The forecasters at CSU, based in Fort Collins, Colorado, predicted as of July 5 that there will be 15 named storms this year, up from the 13 predicted in June and 11 predicted in April. They also predicted eight hurricanes, up from six in June and four in the previous report, and three major hurricanes, up from the two predicted in the previous two reports.
“We now anticipate an above-average Atlantic basin hurricane season,” the university said in its report, referring to the median 1981-2010 season. “The odds of a significant El Niño in 2017 have continued to diminish, and most of the tropical and subtropical Atlantic remains anomalously warm. With the increase in our forecast, the probability for major hurricanes making landfall along the United States coastline and in the Caribbean has increased as well.”
El Niño conditions typically result in below-average storm activity while the opposite is true of La Niña.
The probability for at least one major hurricane — Category 3, 4 or 5 — making landfall along the entire U.S. coastline is 62% compared with the 52% average over the last century, researchers said. For the U.S. East Coast, including the Florida peninsula, the probability is 39% compared with the historical 31% century average.

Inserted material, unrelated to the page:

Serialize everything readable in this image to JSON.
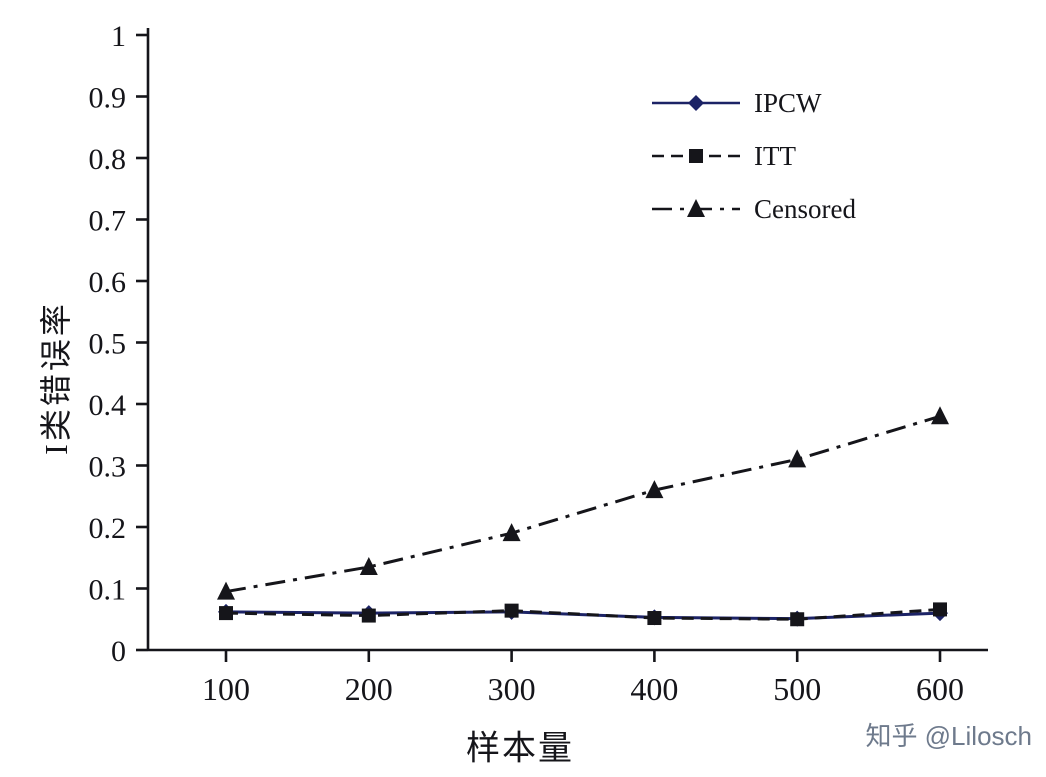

For the U.S. Gulf Coast from the Florida panhandle westward to Brownsville, Texas, the probability is 38% compared with the 30% average for the last century.
Atlantic basin Accumulated Cyclone Energy and Net Tropical Cyclone activity in 2017 are expected to be about 145% of their long-term averages for the remainder of the season, the university said.
“As is the case with all hurricane seasons, coastal residents are reminded that it only takes one hurricane making landfall to make it an active season for them,” the report said. “They should prepare the same for every season, regardless of how much activity is predicted.”